Clinical issue
Complex epithelia have multiple functions, including the regulation of ion transport and homeostasis. A failure to regulate ionic homeostasis is a hallmark of many human diseases. For example, defects in the function of epithelia whose primary function is ion transport, such as those found in kidney and epididymis, lead to abnormalities such as distal renal acidosis and male sterility. In addition, although ion transport is not the primary function of other epithelia, such as the secretory and mucociliary epithelia found in the gut and lung, ionic regulation is crucial for their normal function. In diseases such as cystic fibrosis, failure of ionic regulation is associated with abnormalities in mucus consistency and secretion, which has deleterious effects in the gut and lungs.
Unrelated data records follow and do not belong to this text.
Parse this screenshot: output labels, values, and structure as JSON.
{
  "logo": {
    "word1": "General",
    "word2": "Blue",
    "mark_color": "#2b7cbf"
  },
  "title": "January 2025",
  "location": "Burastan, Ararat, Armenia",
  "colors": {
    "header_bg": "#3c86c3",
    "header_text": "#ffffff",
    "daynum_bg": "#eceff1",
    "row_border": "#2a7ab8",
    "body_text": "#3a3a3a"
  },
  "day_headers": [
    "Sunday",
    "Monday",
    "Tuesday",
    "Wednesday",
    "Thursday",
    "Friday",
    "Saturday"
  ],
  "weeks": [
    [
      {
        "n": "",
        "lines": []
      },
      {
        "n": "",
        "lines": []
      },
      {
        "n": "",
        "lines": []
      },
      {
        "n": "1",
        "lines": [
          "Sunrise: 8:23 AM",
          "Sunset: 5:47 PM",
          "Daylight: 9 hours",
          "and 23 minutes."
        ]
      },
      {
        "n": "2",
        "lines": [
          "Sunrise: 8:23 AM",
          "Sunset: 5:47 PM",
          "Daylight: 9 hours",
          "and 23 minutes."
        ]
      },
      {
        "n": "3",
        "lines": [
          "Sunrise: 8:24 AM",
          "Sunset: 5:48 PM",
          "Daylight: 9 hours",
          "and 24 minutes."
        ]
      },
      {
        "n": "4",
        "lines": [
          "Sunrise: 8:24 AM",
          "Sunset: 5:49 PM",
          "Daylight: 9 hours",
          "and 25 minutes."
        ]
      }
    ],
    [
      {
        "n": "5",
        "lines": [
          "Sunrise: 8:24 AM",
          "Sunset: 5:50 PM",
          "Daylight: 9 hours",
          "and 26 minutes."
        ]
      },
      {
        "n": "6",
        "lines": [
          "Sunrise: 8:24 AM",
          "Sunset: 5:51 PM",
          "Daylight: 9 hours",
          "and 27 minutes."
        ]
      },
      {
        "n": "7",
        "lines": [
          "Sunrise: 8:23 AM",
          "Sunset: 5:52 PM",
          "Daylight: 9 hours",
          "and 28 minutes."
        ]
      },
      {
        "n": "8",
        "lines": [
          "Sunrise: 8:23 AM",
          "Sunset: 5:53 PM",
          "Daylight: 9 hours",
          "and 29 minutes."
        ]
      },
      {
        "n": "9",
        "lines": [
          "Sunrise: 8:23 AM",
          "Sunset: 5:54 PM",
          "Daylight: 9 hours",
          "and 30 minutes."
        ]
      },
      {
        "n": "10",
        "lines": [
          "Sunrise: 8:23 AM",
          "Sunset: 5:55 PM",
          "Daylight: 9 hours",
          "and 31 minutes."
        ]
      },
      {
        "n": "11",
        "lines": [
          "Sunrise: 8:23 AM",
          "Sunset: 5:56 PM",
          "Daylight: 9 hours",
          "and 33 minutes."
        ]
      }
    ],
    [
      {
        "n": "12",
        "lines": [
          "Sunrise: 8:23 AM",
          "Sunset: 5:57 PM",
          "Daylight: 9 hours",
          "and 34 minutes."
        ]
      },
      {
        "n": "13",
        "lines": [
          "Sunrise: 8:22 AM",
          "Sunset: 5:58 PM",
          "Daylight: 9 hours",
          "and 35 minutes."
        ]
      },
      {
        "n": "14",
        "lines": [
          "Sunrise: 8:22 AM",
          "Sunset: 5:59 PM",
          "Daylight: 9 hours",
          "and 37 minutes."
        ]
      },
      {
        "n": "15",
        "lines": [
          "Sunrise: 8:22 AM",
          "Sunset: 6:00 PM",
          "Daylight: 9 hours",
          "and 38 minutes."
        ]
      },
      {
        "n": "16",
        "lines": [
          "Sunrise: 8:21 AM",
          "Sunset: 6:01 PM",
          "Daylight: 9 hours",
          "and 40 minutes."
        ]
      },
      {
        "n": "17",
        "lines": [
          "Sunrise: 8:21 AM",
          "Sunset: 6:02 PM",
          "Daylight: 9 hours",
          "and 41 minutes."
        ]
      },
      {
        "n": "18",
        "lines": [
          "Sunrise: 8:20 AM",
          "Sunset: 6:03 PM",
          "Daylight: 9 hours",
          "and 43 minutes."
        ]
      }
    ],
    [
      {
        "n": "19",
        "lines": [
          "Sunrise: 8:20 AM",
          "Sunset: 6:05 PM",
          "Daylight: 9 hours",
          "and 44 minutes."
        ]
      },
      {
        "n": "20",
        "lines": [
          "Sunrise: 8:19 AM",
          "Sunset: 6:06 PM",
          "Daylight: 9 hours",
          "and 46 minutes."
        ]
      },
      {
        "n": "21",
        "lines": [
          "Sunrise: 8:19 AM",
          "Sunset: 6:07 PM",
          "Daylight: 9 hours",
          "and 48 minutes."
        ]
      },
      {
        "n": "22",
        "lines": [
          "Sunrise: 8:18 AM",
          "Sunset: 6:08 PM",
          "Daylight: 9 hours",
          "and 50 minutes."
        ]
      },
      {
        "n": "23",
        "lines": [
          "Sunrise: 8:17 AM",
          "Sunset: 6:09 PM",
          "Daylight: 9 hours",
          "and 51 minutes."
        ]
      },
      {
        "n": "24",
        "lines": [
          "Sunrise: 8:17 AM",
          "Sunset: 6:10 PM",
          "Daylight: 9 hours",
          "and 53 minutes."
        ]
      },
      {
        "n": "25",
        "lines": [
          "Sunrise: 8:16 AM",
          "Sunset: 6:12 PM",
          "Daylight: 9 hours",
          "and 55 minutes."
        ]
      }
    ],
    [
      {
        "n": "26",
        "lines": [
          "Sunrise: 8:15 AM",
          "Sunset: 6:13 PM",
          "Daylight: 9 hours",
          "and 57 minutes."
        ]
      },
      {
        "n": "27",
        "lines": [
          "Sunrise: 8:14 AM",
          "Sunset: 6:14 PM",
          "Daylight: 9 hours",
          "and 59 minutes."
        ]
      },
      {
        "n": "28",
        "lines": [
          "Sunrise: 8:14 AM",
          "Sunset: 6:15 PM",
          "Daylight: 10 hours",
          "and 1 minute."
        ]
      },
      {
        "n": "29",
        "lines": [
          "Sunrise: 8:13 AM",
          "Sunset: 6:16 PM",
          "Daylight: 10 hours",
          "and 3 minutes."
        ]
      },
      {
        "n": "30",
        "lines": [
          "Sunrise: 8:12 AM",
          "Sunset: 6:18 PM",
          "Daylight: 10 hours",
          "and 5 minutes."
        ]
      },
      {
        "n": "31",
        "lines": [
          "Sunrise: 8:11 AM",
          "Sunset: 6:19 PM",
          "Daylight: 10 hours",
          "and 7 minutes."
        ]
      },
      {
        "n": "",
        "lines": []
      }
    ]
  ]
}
Most epithelia consist of several cell types, including specialised cells dedicated to ionic regulation (known as ionocytes, mitochondria-rich cells, proton-secreting cells or intercalated cells). Challenges in understanding disorders of epithelial ion homeostasis include understanding how the different cell types cooperate to form a functional organ and how abnormalities in one cell type can affect the function of other cell types. However, owing to the difficulties in studying epithelia in vivo in mammals, there is an urgent need for model systems that recapitulate the complexity of the epithelia yet still enable experimental observation and manipulation.
Results
The frog embryonic (larval) skin, which contains both mucus-secreting goblet cells and multiciliated cells, has been used as a model system for mucociliary epithelia of the lung, particularly to understand the molecular mechanisms of ciliogenesis. Here, the authors show that the epidermis of Xenopus tropicalis larvae also contains a population of ionocytes in addition to mucus-secreting goblet cells and multiciliated cells. They show that the ionocytes express proteins that modulate ion homeostasis, such as v-atpase, carbonic anhydrase 12, pendrin and monocarboxylate transporter 4, and intercalate from the inner to the outer layer of the epidermis. Furthermore, X. tropicalis ionocyte development depends on the transcription factor foxi1e, indicating that they are highly similar to the intercalated cells found in the mammalian kidney. Knockdown of foxi1e expression prevents the development of ionocytes, which, surprisingly, has a deleterious effect on the development of multiciliated cells, which show fewer and aberrantly beating cilia.
Implications and future directions
This work demonstrates for the first time the influence of ionocytes on ciliated cells in an in vivo system, and expands the utility of Xenopus larval skin as a versatile model for the study of secretory, transporting and mucociliary epithelia in vivo. Combined with other advantages of Xenopus as a model (amenability to live imaging and manipulation of gene expression, as well as a fully sequenced genome), this represents a powerful system in which to examine how different cell types interact to form a functional organ, to model complex epithelial diseases and to test potential therapies.